Danticat is author of several books, including Breath, Eyes, Memory; an Oprah Book Club selection, Krik? Krak!; a National Book Award finalist, The Farming of Bones, The Dew Breaker, Create Dangerously, and Claire of the Sea Light. She is also the editor of The Butterfly’s Way: Voices from the Haitian Dyaspora in the United States, Best American Essays 2011, Haiti Noir and Haiti Noir 2. She has written six books for children and young adults, Anacaona, Behind the Mountains, Eight Days, The Last Mapou, Mama’s Nightingale, Untwine, as well as a travel narrative, After the Dance. Her memoir, Brother, I’m Dying, was a 2007 finalist for the National Book Award and a 2008 winner of the National Book Critics Circle Award for autobiography.
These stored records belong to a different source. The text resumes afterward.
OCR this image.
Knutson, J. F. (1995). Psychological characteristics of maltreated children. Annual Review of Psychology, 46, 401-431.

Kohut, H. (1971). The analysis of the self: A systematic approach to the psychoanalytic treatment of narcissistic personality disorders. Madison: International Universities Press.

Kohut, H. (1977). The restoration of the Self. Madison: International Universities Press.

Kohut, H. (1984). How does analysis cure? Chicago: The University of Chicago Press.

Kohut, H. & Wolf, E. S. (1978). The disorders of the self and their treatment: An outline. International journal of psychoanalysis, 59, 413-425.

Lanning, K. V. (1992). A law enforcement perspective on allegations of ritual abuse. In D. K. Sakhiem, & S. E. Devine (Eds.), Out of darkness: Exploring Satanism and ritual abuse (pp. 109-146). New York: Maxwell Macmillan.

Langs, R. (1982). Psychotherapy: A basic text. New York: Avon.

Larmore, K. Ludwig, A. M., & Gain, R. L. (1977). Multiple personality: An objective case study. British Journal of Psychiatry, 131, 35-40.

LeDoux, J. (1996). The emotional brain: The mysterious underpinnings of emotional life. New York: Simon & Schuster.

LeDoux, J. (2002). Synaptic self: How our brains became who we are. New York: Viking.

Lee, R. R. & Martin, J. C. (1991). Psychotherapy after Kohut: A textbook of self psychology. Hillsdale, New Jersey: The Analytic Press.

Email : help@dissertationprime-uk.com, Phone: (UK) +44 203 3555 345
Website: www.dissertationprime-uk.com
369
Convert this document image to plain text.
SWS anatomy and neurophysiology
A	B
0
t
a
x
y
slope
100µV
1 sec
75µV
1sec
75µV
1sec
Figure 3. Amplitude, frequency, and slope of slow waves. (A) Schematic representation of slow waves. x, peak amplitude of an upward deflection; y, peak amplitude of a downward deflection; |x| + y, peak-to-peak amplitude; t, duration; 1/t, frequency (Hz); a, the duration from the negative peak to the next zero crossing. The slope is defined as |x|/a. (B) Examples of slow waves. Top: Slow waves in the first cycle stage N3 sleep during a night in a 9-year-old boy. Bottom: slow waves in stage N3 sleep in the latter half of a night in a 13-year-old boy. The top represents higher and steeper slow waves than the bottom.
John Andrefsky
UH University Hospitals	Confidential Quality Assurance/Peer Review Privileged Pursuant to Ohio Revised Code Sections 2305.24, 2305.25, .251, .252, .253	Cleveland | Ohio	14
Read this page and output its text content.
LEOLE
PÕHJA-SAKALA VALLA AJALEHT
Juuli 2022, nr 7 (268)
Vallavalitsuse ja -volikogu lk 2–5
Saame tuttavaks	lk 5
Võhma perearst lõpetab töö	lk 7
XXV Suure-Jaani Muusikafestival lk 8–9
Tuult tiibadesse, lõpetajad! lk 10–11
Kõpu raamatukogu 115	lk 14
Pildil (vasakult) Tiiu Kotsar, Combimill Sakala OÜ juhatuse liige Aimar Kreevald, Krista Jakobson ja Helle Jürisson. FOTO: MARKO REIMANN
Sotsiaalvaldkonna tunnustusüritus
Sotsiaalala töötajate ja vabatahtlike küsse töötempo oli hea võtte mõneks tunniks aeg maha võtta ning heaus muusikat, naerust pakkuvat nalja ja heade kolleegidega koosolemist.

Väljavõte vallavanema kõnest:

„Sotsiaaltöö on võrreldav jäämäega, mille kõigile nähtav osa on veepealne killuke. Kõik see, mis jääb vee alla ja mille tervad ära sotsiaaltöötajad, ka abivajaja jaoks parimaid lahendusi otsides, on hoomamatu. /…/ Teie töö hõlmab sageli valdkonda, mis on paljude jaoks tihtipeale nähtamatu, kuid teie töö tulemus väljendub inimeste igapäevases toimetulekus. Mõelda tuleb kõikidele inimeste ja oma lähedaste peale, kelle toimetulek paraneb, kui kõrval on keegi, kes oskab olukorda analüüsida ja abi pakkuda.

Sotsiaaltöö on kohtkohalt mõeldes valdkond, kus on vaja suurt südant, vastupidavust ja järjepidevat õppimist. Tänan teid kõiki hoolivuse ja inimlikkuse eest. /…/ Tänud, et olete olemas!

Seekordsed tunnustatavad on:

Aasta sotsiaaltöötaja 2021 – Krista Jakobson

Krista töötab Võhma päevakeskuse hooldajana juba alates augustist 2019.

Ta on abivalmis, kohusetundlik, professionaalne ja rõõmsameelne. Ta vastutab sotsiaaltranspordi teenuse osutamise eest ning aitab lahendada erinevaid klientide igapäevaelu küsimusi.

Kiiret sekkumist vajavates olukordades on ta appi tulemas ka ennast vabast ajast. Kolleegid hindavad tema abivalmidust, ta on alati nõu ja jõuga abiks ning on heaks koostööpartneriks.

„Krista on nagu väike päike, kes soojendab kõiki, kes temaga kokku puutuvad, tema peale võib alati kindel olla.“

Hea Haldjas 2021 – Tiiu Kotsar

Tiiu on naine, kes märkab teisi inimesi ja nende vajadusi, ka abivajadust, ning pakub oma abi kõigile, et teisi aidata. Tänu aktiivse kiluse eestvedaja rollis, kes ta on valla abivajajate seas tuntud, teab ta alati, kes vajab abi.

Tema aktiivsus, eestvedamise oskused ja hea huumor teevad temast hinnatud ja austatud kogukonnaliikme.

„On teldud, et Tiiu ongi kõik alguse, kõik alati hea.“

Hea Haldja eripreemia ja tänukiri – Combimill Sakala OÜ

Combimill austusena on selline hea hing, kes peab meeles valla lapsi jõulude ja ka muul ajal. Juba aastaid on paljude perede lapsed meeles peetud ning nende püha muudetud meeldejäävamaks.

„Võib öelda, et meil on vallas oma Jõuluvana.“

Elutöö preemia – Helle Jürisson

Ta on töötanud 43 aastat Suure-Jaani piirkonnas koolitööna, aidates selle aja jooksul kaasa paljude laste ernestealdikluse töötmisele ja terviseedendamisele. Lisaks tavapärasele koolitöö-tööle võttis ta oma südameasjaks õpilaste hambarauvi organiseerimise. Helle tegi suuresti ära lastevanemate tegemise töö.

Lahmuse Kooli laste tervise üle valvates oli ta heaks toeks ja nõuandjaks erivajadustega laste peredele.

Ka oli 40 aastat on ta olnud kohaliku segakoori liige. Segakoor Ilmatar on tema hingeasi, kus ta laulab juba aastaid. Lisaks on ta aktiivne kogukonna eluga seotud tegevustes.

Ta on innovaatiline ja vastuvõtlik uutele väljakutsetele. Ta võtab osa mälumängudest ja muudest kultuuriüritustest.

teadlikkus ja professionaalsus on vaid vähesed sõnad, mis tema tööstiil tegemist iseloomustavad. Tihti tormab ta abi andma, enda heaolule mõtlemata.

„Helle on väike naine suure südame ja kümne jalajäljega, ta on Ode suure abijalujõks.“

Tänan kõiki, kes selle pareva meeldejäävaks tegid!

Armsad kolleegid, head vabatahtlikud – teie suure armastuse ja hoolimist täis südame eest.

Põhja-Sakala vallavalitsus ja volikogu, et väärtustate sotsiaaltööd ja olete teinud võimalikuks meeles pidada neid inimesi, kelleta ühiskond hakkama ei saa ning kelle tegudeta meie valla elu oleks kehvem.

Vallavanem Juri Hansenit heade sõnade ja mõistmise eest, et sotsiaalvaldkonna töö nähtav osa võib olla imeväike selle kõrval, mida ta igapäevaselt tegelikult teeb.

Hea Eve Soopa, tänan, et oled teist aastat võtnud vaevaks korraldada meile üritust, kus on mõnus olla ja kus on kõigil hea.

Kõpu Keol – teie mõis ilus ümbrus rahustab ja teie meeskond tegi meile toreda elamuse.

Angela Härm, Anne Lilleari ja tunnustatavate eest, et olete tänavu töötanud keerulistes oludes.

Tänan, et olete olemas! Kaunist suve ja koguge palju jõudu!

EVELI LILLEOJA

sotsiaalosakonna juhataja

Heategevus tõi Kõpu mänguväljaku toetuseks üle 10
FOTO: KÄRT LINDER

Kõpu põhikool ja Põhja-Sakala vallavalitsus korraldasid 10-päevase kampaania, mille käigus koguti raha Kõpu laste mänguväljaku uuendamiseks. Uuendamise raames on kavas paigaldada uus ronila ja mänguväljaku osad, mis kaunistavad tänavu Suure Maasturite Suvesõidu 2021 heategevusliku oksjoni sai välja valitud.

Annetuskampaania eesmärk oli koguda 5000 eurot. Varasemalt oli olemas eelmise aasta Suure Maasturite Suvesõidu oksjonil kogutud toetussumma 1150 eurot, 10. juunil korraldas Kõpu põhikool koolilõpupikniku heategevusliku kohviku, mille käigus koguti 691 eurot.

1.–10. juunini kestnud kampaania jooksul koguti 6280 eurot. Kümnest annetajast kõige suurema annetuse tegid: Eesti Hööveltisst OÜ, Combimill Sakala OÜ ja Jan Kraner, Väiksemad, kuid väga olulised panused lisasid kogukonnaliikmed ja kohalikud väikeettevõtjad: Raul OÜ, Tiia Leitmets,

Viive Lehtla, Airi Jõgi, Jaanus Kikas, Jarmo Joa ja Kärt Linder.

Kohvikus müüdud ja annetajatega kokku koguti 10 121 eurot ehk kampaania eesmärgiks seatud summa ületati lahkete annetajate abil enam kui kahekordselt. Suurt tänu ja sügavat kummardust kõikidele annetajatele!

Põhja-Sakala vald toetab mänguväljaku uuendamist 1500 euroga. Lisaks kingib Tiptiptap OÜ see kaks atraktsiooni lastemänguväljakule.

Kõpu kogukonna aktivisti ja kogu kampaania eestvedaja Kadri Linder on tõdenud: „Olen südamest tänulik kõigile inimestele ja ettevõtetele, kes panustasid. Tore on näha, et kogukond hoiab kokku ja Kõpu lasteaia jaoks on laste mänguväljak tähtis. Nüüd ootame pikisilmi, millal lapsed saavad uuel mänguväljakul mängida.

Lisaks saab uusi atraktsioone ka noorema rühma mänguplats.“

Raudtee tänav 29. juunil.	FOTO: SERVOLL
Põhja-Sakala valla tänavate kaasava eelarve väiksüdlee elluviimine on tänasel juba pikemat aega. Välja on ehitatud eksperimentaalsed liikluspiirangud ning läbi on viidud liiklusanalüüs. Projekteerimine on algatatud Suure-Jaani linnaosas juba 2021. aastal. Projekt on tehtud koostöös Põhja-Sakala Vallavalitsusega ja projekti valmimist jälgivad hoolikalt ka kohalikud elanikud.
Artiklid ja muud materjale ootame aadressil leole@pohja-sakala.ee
She is a 2009 MacArthur fellow. Her latest book, The Art of Death: Writing the Final Story, was published in July 2017.
The Griot Institute invites the campus community to participate in its spring series, which considers the ways that scholars, artists and practitioners have reconsidered familiar aspects of black culture, intellectual inquiry, and artistic production and have troubled traditional notions of black familiarity. These endeavors range from a reimagining of black theological traditions in terms of secular humanism, demythologizing of the realities of contemporary black immigration and asylum policy, and a rewriting of Confederate histories in light of black experience.